Millau, autrefois fameuse en France pour ses bouchons automobiles, pour sa ganterie ou la lutte écologiste des paysans du Larzac, est devenue célèbre dans le monde avec le viaduc prodige qui fête dimanche le dixième anniversaire de son inauguration.
A cinq kilomètres du centre ville vers le soleil couchant, sa ligne barre l'horizon sur 2,5 kilomètres d'un trait étonnamment fin, à peine souligné par ses haubans, à une hauteur toujours record de 270 mètres au-dessus des gorges du Tarn.
La prouesse technique, qui a permis de construire l'ouvrage du britannique Norman Foster en trois ans, "a braqué les regards du monde sur Millau et nous a donné une notoriété mondiale et une image high-tech", explique Gérard Prêtre, président de la communauté de communes de Millau-Grands Causses qui regroupe 30.000 habitants.
Il a démultiplié le nombre des touristes et a permis aux entreprises locales de s'ouvrir sur le monde grâce à l'autoroute A75 de Paris-Clermont-Méditerranée qui voit passer au viaduc 4,8 millions d'automobilistes par an.

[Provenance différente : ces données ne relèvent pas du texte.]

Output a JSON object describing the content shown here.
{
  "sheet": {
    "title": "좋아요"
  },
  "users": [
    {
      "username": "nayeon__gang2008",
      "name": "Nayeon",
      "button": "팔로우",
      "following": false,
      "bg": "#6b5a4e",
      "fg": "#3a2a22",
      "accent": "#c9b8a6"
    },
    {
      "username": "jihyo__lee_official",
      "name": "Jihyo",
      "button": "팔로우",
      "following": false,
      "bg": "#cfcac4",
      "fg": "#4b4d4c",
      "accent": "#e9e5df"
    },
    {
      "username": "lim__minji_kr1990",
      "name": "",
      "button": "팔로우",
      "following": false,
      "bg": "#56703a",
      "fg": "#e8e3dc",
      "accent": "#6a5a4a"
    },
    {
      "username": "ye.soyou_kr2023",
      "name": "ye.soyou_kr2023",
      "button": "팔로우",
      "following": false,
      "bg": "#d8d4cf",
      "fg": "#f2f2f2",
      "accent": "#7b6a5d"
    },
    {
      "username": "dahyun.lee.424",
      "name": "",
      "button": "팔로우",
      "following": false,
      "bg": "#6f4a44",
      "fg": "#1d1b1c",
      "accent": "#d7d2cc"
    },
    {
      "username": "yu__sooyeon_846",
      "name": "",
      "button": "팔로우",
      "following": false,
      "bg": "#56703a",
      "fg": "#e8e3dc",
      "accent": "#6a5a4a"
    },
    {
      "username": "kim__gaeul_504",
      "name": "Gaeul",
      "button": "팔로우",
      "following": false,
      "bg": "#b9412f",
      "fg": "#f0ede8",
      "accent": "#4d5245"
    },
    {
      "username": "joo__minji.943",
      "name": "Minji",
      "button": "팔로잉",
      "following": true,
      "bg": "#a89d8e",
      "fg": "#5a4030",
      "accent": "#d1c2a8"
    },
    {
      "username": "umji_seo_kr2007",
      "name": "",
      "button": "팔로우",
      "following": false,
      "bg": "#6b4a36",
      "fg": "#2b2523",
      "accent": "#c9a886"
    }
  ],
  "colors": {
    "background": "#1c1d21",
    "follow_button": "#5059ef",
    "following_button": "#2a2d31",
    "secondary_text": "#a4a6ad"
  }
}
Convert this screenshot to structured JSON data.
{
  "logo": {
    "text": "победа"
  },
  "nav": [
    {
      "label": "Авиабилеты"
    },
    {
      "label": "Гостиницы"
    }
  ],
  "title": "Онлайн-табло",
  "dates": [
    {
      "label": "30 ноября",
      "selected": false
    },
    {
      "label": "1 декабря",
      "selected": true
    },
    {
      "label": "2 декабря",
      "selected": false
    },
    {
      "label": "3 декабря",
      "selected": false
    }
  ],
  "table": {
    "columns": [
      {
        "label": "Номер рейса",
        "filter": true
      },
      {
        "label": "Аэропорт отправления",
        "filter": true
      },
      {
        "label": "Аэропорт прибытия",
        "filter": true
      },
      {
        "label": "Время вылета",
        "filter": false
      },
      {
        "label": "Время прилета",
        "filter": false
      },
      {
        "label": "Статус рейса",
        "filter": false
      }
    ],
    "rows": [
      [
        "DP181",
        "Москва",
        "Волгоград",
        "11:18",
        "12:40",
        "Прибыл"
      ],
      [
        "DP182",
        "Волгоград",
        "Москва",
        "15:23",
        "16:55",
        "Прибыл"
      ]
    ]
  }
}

L'afflux de millions de visiteurs qui a accompagné la phase de construction est largement retombé mais Millau est toujours "le deuxième site le plus visité de Midi-Pyrénées après Lourdes", avec 1 million de personnes par an attirées par le viaduc ou s'arrêtant pour le voir, estiment les responsables locaux du tourisme, la Chambre de commerce de l'Aveyron et l'exploitant, la Compagnie
Eiffage du viaduc de Millau (CEVM).
Pour le président de la CCI de l'Aveyron, Manuel Cantos, "sur 11 millions de nuitées touristiques annuelles dans l'Aveyron, 3,5 millions peuvent être reliées au viaduc".
EN VIDEO / L'effet viaduc
"La renommée du viaduc attire désormais à Millau Chinois, Japonais ou Américains, conduits par les grands tour-opérateurs, alors que les gorges du Tarn ne séduisaient en 2001 que les amoureux de nature français, néerlandais et allemands", déclare Laetitia Raisin, une responsable de l'office de tourisme.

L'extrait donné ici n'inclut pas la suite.